Pension Bible
Pension annual allowance

What is the MPAA — and what triggers it?

The Money Purchase Annual Allowance is a permanent £10,000 cap on DC pension contributions that kicks in the moment you take flexible income from any defined contribution pension. Here is what counts as a trigger and what does not.

By Pension Bible editorial team·Last reviewed 9 April 2026·6 min read
TL;DR
  • The MPAA is £10,000 per year — for life — and applies to all money purchase (DC) pension contributions once triggered.
  • It is triggered the moment you take any flexible income from a DC pension: flexi-access drawdown income, an UFPLS, or a flexible annuity with increases above RPI.
  • Taking a tax-free cash lump sum (PCLS) alone does not trigger it. DB pension accrual after the MPAA is triggered has a separate £50,000 alternative annual allowance.

The MPAA: £10,000 per year for DC pension contributions

The MPAA — Money Purchase Annual Allowance — is a reduced annual allowance that applies permanently to money purchase (defined contribution) pension contributions once it has been triggered. The MPAA for 2025/26 is £10,000.

Under the standard annual allowance, an individual can contribute up to £60,000 per year to pensions across both DC and DB schemes combined. Once the MPAA is triggered, that structure changes: DC contributions from all sources (employer and employee combined) are capped at £10,000, and DB accrual is subject to a separate alternative allowance (see below).

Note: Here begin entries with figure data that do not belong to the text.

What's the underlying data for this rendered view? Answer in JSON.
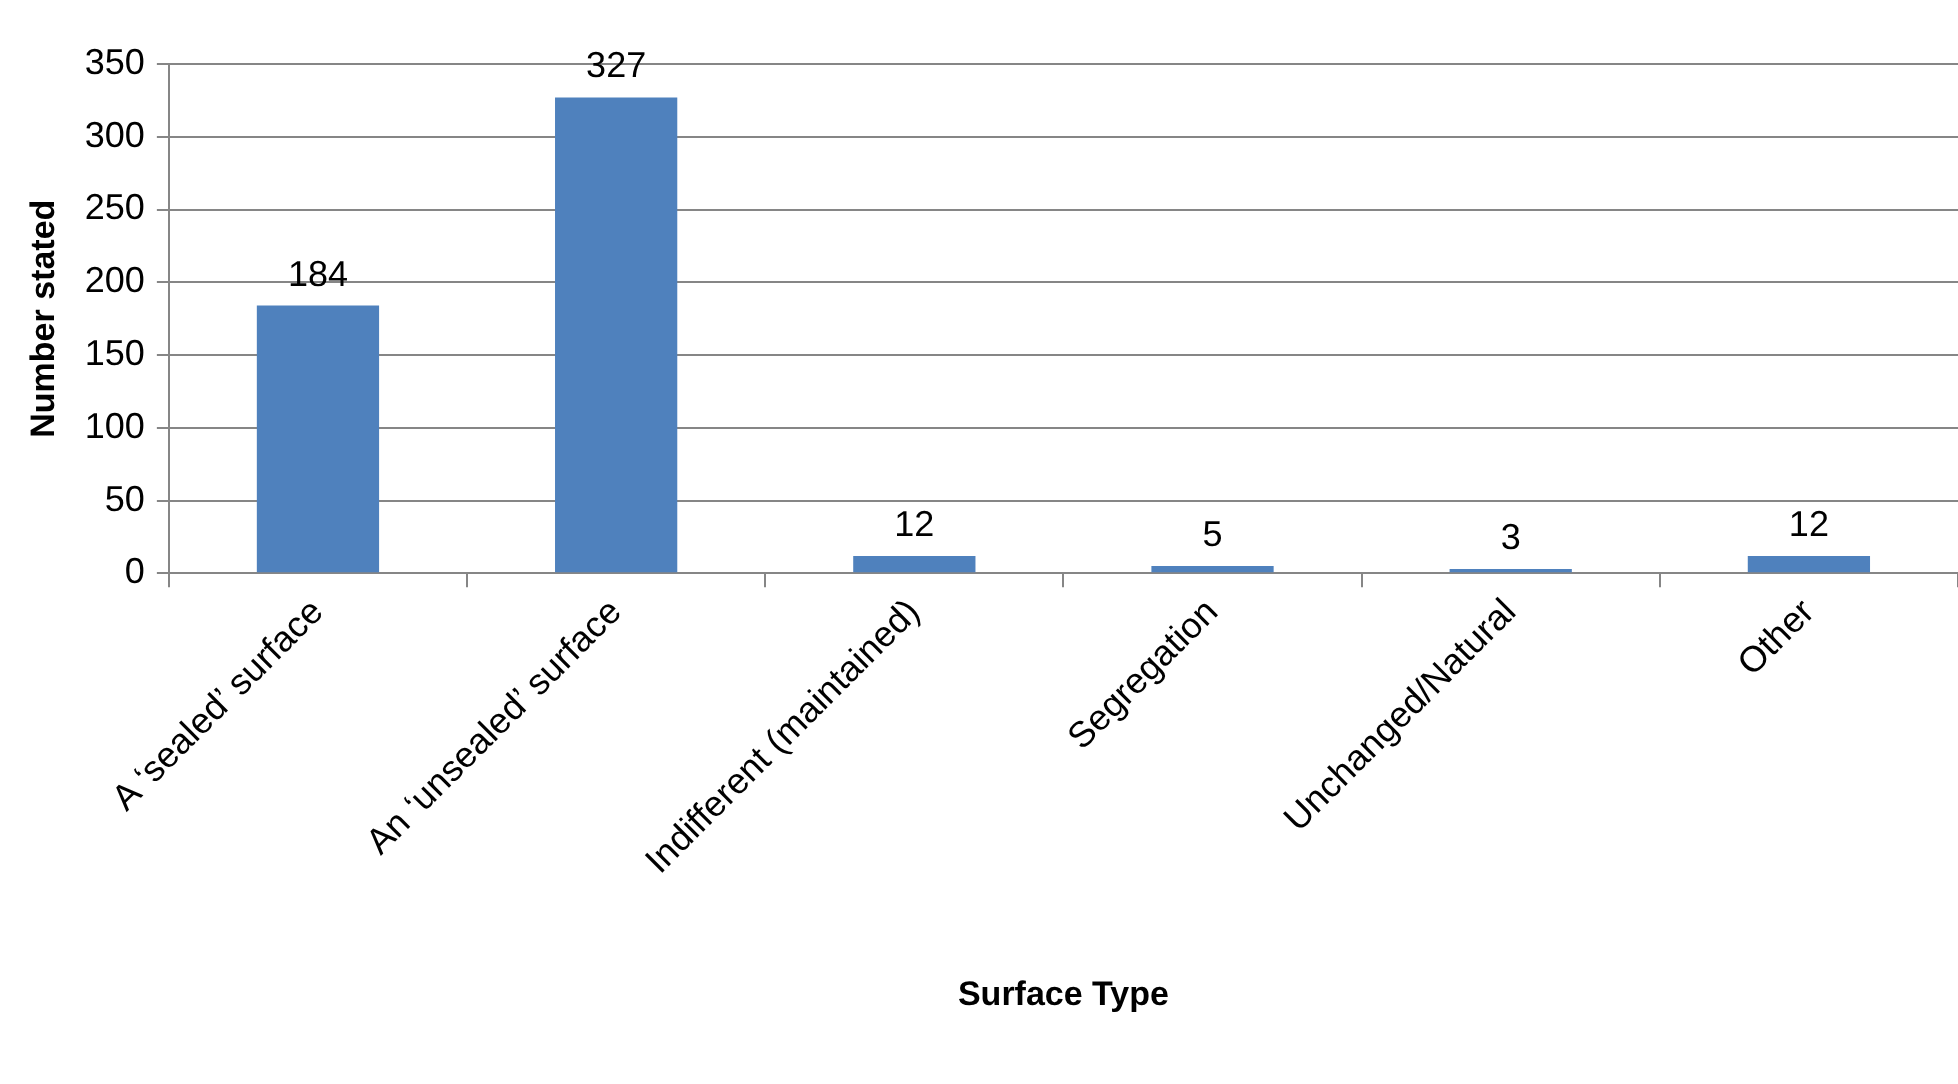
{
  "chart_data": {
    "type": "bar",
    "xlabel": "Surface Type",
    "ylabel": "Number stated",
    "categories": [
      "A ‘sealed’ surface",
      "An ‘unsealed’ surface",
      "Indifferent (maintained)",
      "Segregation",
      "Unchanged/Natural",
      "Other"
    ],
    "values": [
      184,
      327,
      12,
      5,
      3,
      12
    ],
    "color": "#4f81bd",
    "ylim": [
      0,
      350
    ],
    "yticks": [
      0,
      50,
      100,
      150,
      200,
      250,
      300,
      350
    ],
    "grid": "y",
    "data_labels": true,
    "legend": false
  }
}
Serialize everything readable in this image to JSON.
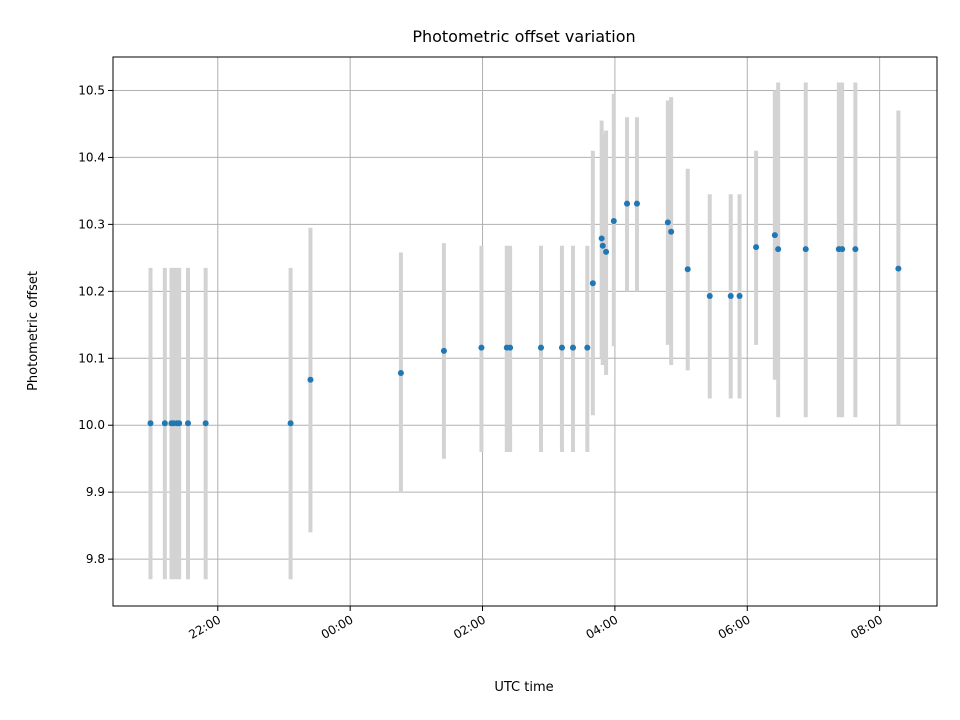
{
  "chart_data": {
    "type": "scatter",
    "title": "Photometric offset variation",
    "xlabel": "UTC time",
    "ylabel": "Photometric offset",
    "x_axis_kind": "time",
    "xlim": [
      "20:25",
      "08:52"
    ],
    "ylim": [
      9.73,
      10.55
    ],
    "x_ticks": [
      "22:00",
      "00:00",
      "02:00",
      "04:00",
      "06:00",
      "08:00"
    ],
    "y_ticks": [
      9.8,
      9.9,
      10.0,
      10.1,
      10.2,
      10.3,
      10.4,
      10.5
    ],
    "grid": true,
    "colors": {
      "points": "#1f77b4",
      "errorbars": "#d3d3d3",
      "grid": "#b0b0b0"
    },
    "points": [
      {
        "x": "20:59",
        "y": 10.003,
        "ylo": 9.77,
        "yhi": 10.235
      },
      {
        "x": "21:12",
        "y": 10.003,
        "ylo": 9.77,
        "yhi": 10.235
      },
      {
        "x": "21:18",
        "y": 10.003,
        "ylo": 9.77,
        "yhi": 10.235
      },
      {
        "x": "21:20",
        "y": 10.003,
        "ylo": 9.77,
        "yhi": 10.235
      },
      {
        "x": "21:23",
        "y": 10.003,
        "ylo": 9.77,
        "yhi": 10.235
      },
      {
        "x": "21:25",
        "y": 10.003,
        "ylo": 9.77,
        "yhi": 10.235
      },
      {
        "x": "21:33",
        "y": 10.003,
        "ylo": 9.77,
        "yhi": 10.235
      },
      {
        "x": "21:49",
        "y": 10.003,
        "ylo": 9.77,
        "yhi": 10.235
      },
      {
        "x": "23:06",
        "y": 10.003,
        "ylo": 9.77,
        "yhi": 10.235
      },
      {
        "x": "23:24",
        "y": 10.068,
        "ylo": 9.84,
        "yhi": 10.295
      },
      {
        "x": "00:46",
        "y": 10.078,
        "ylo": 9.9,
        "yhi": 10.258
      },
      {
        "x": "01:25",
        "y": 10.111,
        "ylo": 9.95,
        "yhi": 10.272
      },
      {
        "x": "01:59",
        "y": 10.116,
        "ylo": 9.96,
        "yhi": 10.268
      },
      {
        "x": "02:22",
        "y": 10.116,
        "ylo": 9.96,
        "yhi": 10.268
      },
      {
        "x": "02:25",
        "y": 10.116,
        "ylo": 9.96,
        "yhi": 10.268
      },
      {
        "x": "02:53",
        "y": 10.116,
        "ylo": 9.96,
        "yhi": 10.268
      },
      {
        "x": "03:12",
        "y": 10.116,
        "ylo": 9.96,
        "yhi": 10.268
      },
      {
        "x": "03:22",
        "y": 10.116,
        "ylo": 9.96,
        "yhi": 10.268
      },
      {
        "x": "03:35",
        "y": 10.116,
        "ylo": 9.96,
        "yhi": 10.268
      },
      {
        "x": "03:40",
        "y": 10.212,
        "ylo": 10.015,
        "yhi": 10.41
      },
      {
        "x": "03:48",
        "y": 10.279,
        "ylo": 10.1,
        "yhi": 10.455
      },
      {
        "x": "03:49",
        "y": 10.268,
        "ylo": 10.09,
        "yhi": 10.435
      },
      {
        "x": "03:52",
        "y": 10.259,
        "ylo": 10.075,
        "yhi": 10.44
      },
      {
        "x": "03:59",
        "y": 10.305,
        "ylo": 10.118,
        "yhi": 10.495
      },
      {
        "x": "04:11",
        "y": 10.331,
        "ylo": 10.2,
        "yhi": 10.46
      },
      {
        "x": "04:20",
        "y": 10.331,
        "ylo": 10.2,
        "yhi": 10.46
      },
      {
        "x": "04:48",
        "y": 10.303,
        "ylo": 10.12,
        "yhi": 10.485
      },
      {
        "x": "04:51",
        "y": 10.289,
        "ylo": 10.09,
        "yhi": 10.49
      },
      {
        "x": "05:06",
        "y": 10.233,
        "ylo": 10.082,
        "yhi": 10.383
      },
      {
        "x": "05:26",
        "y": 10.193,
        "ylo": 10.04,
        "yhi": 10.345
      },
      {
        "x": "05:45",
        "y": 10.193,
        "ylo": 10.04,
        "yhi": 10.345
      },
      {
        "x": "05:53",
        "y": 10.193,
        "ylo": 10.04,
        "yhi": 10.345
      },
      {
        "x": "06:08",
        "y": 10.266,
        "ylo": 10.12,
        "yhi": 10.41
      },
      {
        "x": "06:25",
        "y": 10.284,
        "ylo": 10.068,
        "yhi": 10.5
      },
      {
        "x": "06:28",
        "y": 10.263,
        "ylo": 10.012,
        "yhi": 10.512
      },
      {
        "x": "06:53",
        "y": 10.263,
        "ylo": 10.012,
        "yhi": 10.512
      },
      {
        "x": "07:23",
        "y": 10.263,
        "ylo": 10.012,
        "yhi": 10.512
      },
      {
        "x": "07:26",
        "y": 10.263,
        "ylo": 10.012,
        "yhi": 10.512
      },
      {
        "x": "07:38",
        "y": 10.263,
        "ylo": 10.012,
        "yhi": 10.512
      },
      {
        "x": "08:17",
        "y": 10.234,
        "ylo": 10.0,
        "yhi": 10.47
      }
    ]
  }
}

The MPAA cannot be supplemented by carry forward. Unused DC allowance from prior years cannot be added to the £10,000 limit. The cap is fixed at £10,000 regardless of what happened in previous years.

The MPAA calculator shows how the limit applies given a combination of DC contributions and DB accrual.

What triggers the MPAA

The MPAA is triggered by taking flexible income from a defined contribution pension. Specifically, the following actions trigger it:

Flexi-access drawdown income. Simply designating funds to a flexi-access drawdown arrangement does not trigger the MPAA. The trigger occurs when income is actually drawn from that arrangement — the first £1 of drawdown income from a flexi-access pot creates a trigger event. Income payments from a capped drawdown arrangement converted to flexi-access are also triggers.

An uncrystallised funds pension lump sum (UFPLS). Taking an UFPLS — a lump sum paid directly from an uncrystallised pension pot, with 25% tax-free and 75% taxed as income — triggers the MPAA on the date of payment.

A flexible annuity with increases above RPI. An annuity that allows income to decrease or to increase by more than the retail prices index constitutes flexible income and triggers the MPAA.

The key point is that the trigger is permanent. There is no mechanism to un-trigger the MPAA. Once triggered, it applies for all remaining tax years, to all DC pension contributions.

Key facts
  • The Money Purchase Annual Allowance is £10,000 for 2025/26 and applies permanently once triggered by flexible DC income. [HMRC]
  • Carry forward cannot be used to increase the MPAA above £10,000 — the restriction is absolute. [HMRC]

What does NOT trigger the MPAA

Several common pension actions are frequently assumed to trigger the MPAA but do not:

Taking a pension commencement lump sum (PCLS) only. Taking your 25% tax-free cash entitlement from a DC pension, while simultaneously designating the remaining 75% into a flexi-access drawdown arrangement but drawing no income from it, does not trigger the MPAA. The trigger is the drawing of income, not the designation.

Leaving funds uncrystallised. A DC pension pot that has not been accessed at all — uncrystallised funds — does not trigger the MPAA simply by existing.

Purchasing a standard lifetime annuity. Buying a level or RPI-linked annuity from an insurance company with no flexibility or decreasing payments does not trigger the MPAA. The income is guaranteed and fixed or linked to inflation in a conventional way.

Taking income from a DB pension. Drawing a defined benefit pension, whether at normal pension age or early retirement, does not trigger the MPAA. The MPAA is specific to money purchase arrangements.

Small pots. Taking a lump sum from a small pension pot of £10,000 or less under the small pots rules does not trigger the MPAA, provided the scheme is not a flexible arrangement and the payment meets HMRC's conditions.

DB and the alternative annual allowance

Once the MPAA is triggered, the individual's overall annual allowance framework splits into two parts:

The £50,000 DB alternative annual allowance can be supplemented by carry forward in the normal way (subject to scheme membership requirements), giving a potential DB pension input ceiling significantly above £50,000 for those with unused prior-year allowance.

The combined structure reflects the policy intent: individuals who have already accessed DC savings flexibly retain access to generous DB pension accrual, but the DC route is substantially restricted to prevent double-dipping on tax relief while drawing down savings simultaneously.

Things to consider
  • The MPAA is triggered permanently by even a £1 flexible withdrawal from a DC pension — this cannot be undone.
  • Always check your MPAA status before making contributions if you have ever accessed a pension flexibly.

This is factual information, not financial advice. For complex situations, speak to an FCA-regulated financial adviser.